I'm a little bit stressed as I head home from the studio tonight. We've been working extremely hard, and our ears are tired. You get to a stage with mixing when nothing makes sense any more. You hear little details over and over again and become so obsessed with getting them right that the big picture starts to go out of the window.
The stress is compounded by my not knowing what's happening on the Symphony for England front. I keep being told that there are developments, but no one seems to know whether these are positive or negative. It's doing my nut! Trying to focus on something as important as mixing a track, with this uncertainty nestling in the background, is proving almost impossible.
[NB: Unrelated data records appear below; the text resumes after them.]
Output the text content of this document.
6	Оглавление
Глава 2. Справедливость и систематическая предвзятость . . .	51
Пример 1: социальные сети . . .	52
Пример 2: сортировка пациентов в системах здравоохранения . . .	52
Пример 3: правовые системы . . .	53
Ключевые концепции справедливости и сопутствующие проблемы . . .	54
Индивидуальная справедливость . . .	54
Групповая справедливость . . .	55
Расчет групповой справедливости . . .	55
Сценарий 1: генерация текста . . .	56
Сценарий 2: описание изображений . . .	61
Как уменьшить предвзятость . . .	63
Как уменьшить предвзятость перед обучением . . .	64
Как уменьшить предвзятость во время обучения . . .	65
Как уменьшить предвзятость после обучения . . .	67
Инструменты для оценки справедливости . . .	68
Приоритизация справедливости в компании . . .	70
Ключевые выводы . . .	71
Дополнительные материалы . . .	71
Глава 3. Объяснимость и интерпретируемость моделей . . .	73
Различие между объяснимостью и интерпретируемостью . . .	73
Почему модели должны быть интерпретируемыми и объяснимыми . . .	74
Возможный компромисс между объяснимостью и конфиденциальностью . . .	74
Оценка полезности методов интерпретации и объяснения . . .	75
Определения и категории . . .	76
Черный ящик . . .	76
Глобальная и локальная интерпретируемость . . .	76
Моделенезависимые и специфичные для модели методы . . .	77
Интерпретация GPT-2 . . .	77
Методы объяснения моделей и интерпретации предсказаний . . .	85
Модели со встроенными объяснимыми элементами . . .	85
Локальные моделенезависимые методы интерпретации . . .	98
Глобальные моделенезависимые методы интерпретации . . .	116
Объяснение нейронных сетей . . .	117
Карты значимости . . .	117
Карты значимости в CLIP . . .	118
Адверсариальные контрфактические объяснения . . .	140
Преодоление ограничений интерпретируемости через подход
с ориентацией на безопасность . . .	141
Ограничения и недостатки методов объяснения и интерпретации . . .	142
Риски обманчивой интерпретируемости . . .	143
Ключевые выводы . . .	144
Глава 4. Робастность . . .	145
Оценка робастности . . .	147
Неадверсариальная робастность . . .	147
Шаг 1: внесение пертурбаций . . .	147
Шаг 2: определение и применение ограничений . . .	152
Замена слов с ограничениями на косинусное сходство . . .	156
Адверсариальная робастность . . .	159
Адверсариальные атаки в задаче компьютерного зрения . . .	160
I rather suspect that everything is boiling down to the fact that our work focusses on England rather than Britain. The Olympics are all about team GB and not team England. But let's not forget that London is the capital of England, and that there are many people in this country who are proud to call themselves English. If the olympics were in Glasgow, would people worry about anything as specific as A Symphony for Scotland, I wonder? Would a Welshman ever describe himself as British? It's an interesting debate...
On the bright side at least my rat loves me... Rather too much as it happens... He's started to hump my arm! O miserere!
Nathan thinks it's because I'm hairy like a lady rat, but can there be anything as excruciatingly embarrassing as being raped by a gay rat? Is it my fault? Is it something I did to him when he was a child? Did I love him too much? Did I lead him on? Did I not see the warning signs?
To make matters worse, I'm told that a gentlemen rat tends to lock onto his lady, pre-coitally, by sinking his enormous teeth into her neck. It's a brutal occurrence, which the females unsurprisingly hate. It leads to terrible fights. It's therefore not surprising that just before my mortifying dry-hump gets under way, little Pol digs his teeth into my arm. It's painful and it comes with no warning. What am I to do?
Friday 15th February 1661, and Pepys spent the entire day doing his accounts. He was thrilled after he'd totted everything up to discover he was worth an incredible 350l. What I find most bizarre about Pepys is that it was only within the last few years that he'd learnt how to do maths at all. In the 17th Century, maths was generally not taught in schools. Bliss!!